A government with a perfectly secure majority has been in perpetual crisis primarily because of the poor quality of its senior membership, revealed in embarrassing detail by the Covid inquiry. With the possible exceptions of Michael Gove and James Cleverly, Sunak chose a second- and third-rate team. He has been chopping and changing ever since. Ministers such as Grant Shapps have held four cabinet posts in just over a year.

It is said that it takes two years before ministers can run their offices effectively. Until then, their offices run them. That depends on them being allowed to do so. Braverman illustrated how debilitated the present civil service is in being able to advise and, if need be, curb a recalcitrant newcomer. It is nonsense to believe that officials are there to do as they are told. They represent legality and experience in government and the need for Whitehall coordination.

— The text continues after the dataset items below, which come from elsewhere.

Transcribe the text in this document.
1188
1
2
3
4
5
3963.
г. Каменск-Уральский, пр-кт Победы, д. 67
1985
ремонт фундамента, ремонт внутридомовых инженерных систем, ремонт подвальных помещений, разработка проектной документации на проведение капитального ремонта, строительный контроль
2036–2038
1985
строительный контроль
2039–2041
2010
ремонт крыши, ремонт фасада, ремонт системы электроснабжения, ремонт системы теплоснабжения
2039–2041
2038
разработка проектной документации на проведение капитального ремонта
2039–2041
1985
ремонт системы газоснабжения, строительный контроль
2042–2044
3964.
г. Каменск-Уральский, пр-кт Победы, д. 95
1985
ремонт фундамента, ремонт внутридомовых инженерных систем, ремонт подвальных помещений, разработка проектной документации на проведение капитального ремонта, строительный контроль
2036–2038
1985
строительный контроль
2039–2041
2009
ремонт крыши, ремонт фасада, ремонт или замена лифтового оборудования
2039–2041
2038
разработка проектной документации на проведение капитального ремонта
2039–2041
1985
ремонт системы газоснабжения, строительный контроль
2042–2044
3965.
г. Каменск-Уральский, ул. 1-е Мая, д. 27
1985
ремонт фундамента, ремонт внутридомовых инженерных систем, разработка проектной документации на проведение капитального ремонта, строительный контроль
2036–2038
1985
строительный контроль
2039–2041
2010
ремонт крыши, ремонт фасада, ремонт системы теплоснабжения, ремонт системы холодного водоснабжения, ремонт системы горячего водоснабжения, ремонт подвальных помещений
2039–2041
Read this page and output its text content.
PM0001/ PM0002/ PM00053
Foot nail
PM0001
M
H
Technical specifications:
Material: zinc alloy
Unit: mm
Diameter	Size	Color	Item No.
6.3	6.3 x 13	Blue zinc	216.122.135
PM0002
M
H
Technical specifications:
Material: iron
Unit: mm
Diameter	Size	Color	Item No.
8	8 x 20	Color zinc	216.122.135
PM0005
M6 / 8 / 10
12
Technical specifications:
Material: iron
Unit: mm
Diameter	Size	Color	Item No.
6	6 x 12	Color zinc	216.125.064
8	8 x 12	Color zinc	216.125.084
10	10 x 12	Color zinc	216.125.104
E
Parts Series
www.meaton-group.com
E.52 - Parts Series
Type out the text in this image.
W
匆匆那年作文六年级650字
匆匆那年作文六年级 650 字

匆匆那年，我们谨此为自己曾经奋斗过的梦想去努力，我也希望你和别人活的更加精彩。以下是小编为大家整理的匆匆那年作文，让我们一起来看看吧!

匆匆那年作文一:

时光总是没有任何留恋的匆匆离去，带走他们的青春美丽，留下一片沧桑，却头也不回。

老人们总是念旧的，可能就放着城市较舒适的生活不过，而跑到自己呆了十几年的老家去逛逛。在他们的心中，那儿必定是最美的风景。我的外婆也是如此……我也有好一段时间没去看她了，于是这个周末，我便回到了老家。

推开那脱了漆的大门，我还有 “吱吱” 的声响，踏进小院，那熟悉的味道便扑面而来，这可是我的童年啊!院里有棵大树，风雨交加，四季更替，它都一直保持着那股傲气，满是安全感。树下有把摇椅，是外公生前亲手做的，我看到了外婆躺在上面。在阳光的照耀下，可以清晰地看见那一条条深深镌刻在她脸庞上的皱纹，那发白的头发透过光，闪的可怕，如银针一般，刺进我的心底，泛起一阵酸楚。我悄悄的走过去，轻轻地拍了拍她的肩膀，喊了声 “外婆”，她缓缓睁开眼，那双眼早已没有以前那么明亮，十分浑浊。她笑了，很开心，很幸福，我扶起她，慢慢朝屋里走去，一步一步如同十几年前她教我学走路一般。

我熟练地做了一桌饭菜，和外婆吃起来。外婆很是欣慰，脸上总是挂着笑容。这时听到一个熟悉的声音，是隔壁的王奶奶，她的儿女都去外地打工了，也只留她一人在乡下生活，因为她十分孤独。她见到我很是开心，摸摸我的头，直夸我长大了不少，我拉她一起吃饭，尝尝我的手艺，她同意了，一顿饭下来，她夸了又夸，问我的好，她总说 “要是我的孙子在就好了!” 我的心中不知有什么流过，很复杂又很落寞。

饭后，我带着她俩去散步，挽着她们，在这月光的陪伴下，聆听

At present, ministries such as justice, health, transport and housing seem perpetually overstretched and accident-prone. Nothing is more damaging to a government department than a constant change of minister. Under the present Tory party, that has become a disease.

Sunak is an honest and hardworking prime minister, but one embarrassingly short of sound advice. He is unlikely to have more than another year in Downing Street and is entitled to pray that it be a peaceful one. He has put the Home Office in the hands of Cleverly and brought David Cameron back to office – at least he has the virtue of experience. But when the only figure fit to be foreign secretary was not a member of either house of parliament, then you know the Tories are in deep trouble. (Cameron will now enter the House of Lords as a life peer.)

The Conservative party used to define itself above all as a club. Its leaders knew they could rely on friendship, loyalty and good behaviour, especially in office. The present party is quite different. It is a band of self-starters, individuals and loners. It is certainly no club. They can now be relied upon for one thing: to turn Sunak’s lame-duck premiership into a fierce primary campaign for his succession.